Saturday, July 20, 2024

Warm water seeping under Antarctic ice sheets may accelerate melting -Dlight News

Aerial view of an ice sheet in Antarctica

David Vaughan/BAS

Antarctica’s melting ice sheets may retreat faster as warm seawater intrudes underneath them. Warming ocean temperatures could also lead to a “runaway” feedback effect that allows warm seawater to push further inland, leading to more melting and faster sea level rise.

As the climate warms, the future of Antarctica’s vast ice sheets remains uncertain, with projections ranging widely for how rapidly they will melt and therefore how much they will contribute to sea level rise. One dynamic that researchers have only recently come to view as an important factor are intrusions of warm seawater beneath the ice.

“The intrusion mechanism is a lot more powerful than we previously understood,” says Alexander Bradley at the British Antarctic Survey.

Such intrusions occur due to the difference in density between the fresh water flowing out from beneath the ice sheet and the relatively warm ocean water where the ice meets the seafloor – an area known as the grounding line. This is difficult to directly observe as it occurs beneath hundreds of metres of ice, but simulations suggest the warm water could extend inland for kilometres in some places.

One model by Alexander Robel at the Georgia Institute of Technology in Atlanta and his colleagues found extensive intrusions could more than double the amount of ice loss from an ice sheet by adding heat from below and lubricating the flow of ice along the bedrock.

Bradley and his colleague Ian Hewitt at the University of Oxford built on that model, accounting for how the changing shape of cavities in the ice as it melts would alter the flow of intruding seawater.

They found that when ocean water reaches a certain temperature threshold, it melts ice at the grounding line faster than can be replaced by the flowing ice. As this cavity grows, more seawater can flow beneath the ice sheet and intrude further inland in what amounts to a “runaway” positive feedback effect.

“A small change in ocean temperature leads to dramatic change in the distance that the warm water is able to intrude,” says Bradley.
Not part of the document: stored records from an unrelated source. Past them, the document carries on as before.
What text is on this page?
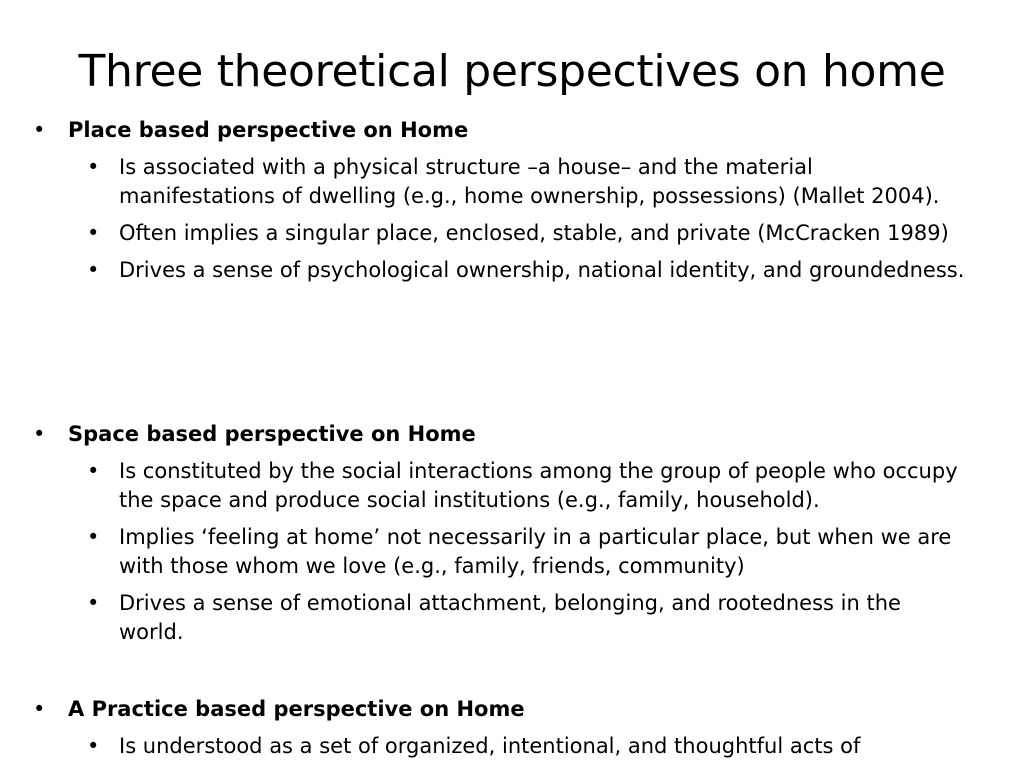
Three theoretical perspectives on home
• Place based perspective on Home
• Is associated with a physical structure –a house– and the material manifestations of dwelling (e.g., home ownership, possessions) (Mallet 2004).
• Often implies a singular place, enclosed, stable, and private (McCracken 1989)
• Drives a sense of psychological ownership, national identity, and groundedness.
• Space based perspective on Home
• Is constituted by the social interactions among the group of people who occupy the space and produce social institutions (e.g., family, household).
• Implies ‘feeling at home’ not necessarily in a particular place, but when we are with those whom we love (e.g., family, friends, community)
• Drives a sense of emotional attachment, belonging, and rootedness in the world.
• A Practice based perspective on Home
• Is understood as a set of organized, intentional, and thoughtful acts of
He says the ocean warming required to set off this effect is within the range of projections of what we might see this century, although the model is not yet able to make predictions about specific ice sheets and not all ice sheets are equally subject to such intrusions.

“That positive feedback can cause there to be much more intrusion than we thought possible,” says Robel. “Whether that will be a tipping point that will lead to unrestrained incursion of seawater under the ice sheet – that’s probably a stretch.”